Choe Nam-Son
Choe Nam-Son
(pen name, Yuktan). Born 1890 in Seoul; died there October 1957. Korean literary figure and historian. One of the founders of modern Korean literature.
From 1904 to 1906, Choe Nam-son studied at Waseda University in Japan. He first published his works in 1906. In 1908 he began publishing Son yon, Korea’s first literary monthly of enlightened thought; in this journal he printed his own verses and narrative poems, which firmly established free verse in Korean poetry, and he wrote articles on politics, culture, and literature as well.
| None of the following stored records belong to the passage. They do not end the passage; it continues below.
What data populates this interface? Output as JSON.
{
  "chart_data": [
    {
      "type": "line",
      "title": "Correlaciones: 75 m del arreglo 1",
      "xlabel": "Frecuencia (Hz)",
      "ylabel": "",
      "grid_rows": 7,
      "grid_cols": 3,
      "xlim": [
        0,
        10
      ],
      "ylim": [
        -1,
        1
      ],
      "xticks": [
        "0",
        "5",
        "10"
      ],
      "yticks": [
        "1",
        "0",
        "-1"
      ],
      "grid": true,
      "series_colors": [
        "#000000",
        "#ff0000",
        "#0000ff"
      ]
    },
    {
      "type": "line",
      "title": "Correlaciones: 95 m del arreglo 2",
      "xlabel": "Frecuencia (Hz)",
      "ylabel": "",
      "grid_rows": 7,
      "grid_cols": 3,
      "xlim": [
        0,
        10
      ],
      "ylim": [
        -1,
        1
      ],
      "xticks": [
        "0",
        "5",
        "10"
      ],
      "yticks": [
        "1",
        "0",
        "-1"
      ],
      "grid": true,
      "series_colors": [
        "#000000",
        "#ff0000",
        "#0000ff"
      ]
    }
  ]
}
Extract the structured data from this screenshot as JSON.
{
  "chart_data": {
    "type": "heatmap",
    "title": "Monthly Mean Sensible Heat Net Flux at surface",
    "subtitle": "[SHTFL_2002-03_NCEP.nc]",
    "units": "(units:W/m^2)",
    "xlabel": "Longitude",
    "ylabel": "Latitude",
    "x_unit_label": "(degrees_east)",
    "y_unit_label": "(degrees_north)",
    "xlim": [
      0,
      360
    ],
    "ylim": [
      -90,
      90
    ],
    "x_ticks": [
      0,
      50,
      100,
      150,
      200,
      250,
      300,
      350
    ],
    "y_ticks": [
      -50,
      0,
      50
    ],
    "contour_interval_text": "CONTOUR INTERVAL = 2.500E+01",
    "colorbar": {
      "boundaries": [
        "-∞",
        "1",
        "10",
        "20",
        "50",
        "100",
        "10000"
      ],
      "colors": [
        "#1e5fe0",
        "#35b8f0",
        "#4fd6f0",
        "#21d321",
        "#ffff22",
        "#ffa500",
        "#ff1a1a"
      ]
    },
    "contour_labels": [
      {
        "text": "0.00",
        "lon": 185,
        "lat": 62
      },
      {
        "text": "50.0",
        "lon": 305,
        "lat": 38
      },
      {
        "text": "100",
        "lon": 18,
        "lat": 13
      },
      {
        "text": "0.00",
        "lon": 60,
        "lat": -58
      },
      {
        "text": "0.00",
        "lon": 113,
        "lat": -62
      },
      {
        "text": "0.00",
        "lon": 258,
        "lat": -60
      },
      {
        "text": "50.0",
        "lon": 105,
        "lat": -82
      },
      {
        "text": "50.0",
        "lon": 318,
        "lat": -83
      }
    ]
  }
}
After drafting the Declaration of Independence, which was signed by the bourgeois nationalists on the eve of the March 1919 uprising in Korea, Choe Nam-son was arrested. In 1925 he switched allegiance and worked for the Japanese colonial powers. After the liberation of the country in 1945 he lived in South Korea, having lost his public influence. He opposed the Korean Federation of Proletarian Art.
Choe Nam-son, a prominent bourgeois historian, wrote works on Korean history and published many old Korean historical documents and literary works.
WORKS
Kosatong. Kyongsong, 1943.Choson sangsik mundap, vols. 1–2. Seoul, 1946–47.
In the series Hanguk munhak chongjip, vol. 34. Seoul, 1959.